4. Protects the Social Safety Net and Access to Health Care

  • Preserves the social safety net – The Democratic budget supports vital programs that serve low-income families, such as maintaining funding for the Low Income Home Energy Assistance Program, and increasing funding for the Special Supplemental Nutrition Program for Women, Infants, and Children (WIC) to support the 8.7 million individuals expected to participate. The budget endorses development of a national strategy to eliminate poverty, highlighting the important role that government plays in reducing poverty and noting that more than 40 million people are not living in poverty today because of these efforts. In contrast, the Republican budget increases the risk of hunger by cutting the Supplemental Nutrition Assistance Program (SNAP) by $137 billion over ten years.

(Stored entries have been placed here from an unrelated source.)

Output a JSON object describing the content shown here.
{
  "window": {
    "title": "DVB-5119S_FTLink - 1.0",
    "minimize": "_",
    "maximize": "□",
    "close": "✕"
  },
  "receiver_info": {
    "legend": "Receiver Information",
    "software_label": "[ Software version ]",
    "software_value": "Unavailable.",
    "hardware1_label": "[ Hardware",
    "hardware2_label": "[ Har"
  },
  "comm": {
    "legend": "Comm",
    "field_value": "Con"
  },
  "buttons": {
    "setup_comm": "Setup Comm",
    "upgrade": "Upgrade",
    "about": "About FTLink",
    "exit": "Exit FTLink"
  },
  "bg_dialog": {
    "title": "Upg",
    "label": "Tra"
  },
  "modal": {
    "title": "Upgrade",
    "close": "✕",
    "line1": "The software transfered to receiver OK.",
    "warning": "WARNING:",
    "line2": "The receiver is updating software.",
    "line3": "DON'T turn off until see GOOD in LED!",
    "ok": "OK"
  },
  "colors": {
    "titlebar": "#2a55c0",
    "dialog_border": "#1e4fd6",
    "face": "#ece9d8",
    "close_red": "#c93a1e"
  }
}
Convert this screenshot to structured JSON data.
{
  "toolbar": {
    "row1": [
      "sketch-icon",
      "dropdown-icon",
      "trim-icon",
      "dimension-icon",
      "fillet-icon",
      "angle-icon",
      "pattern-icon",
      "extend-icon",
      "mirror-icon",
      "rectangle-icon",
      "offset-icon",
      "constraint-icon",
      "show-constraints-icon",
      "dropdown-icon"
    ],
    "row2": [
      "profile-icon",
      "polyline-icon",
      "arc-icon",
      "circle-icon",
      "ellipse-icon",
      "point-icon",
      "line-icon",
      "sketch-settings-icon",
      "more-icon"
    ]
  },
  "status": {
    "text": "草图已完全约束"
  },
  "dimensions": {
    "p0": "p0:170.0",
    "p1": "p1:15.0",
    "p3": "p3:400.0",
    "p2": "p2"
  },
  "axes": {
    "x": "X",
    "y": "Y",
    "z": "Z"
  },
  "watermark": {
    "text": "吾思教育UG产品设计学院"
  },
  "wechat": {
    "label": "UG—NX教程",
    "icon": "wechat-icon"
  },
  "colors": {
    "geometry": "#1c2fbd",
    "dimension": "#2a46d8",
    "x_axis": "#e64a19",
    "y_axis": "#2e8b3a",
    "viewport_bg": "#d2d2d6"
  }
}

  • Preserves access to health insurance – The Democratic budget supports ongoing implementation of the Affordable Care Act, which ensures the right to equal treatment regardless of gender or health status. The law slows growth in national health expenditures and shrinks the deficit by approximately $100 billion in the first ten years and by more than a trillion dollars in the second decade. The non-partisan Congressional Budget Office projects that 25 million Americans will gain health insurance under the law this decade and millions of Americans have already signed up for affordable coverage under the law. The Democratic budget also protects the Medicaid program, which improves the health of its 60 million enrollees, including one out of every three children in the country. The budget supports the expansion of Medicaid under the Affordable Care Act, roughly half of the uninsured have incomes below the expanded Medicaid eligibility limit, and many of these individuals have mental health needs.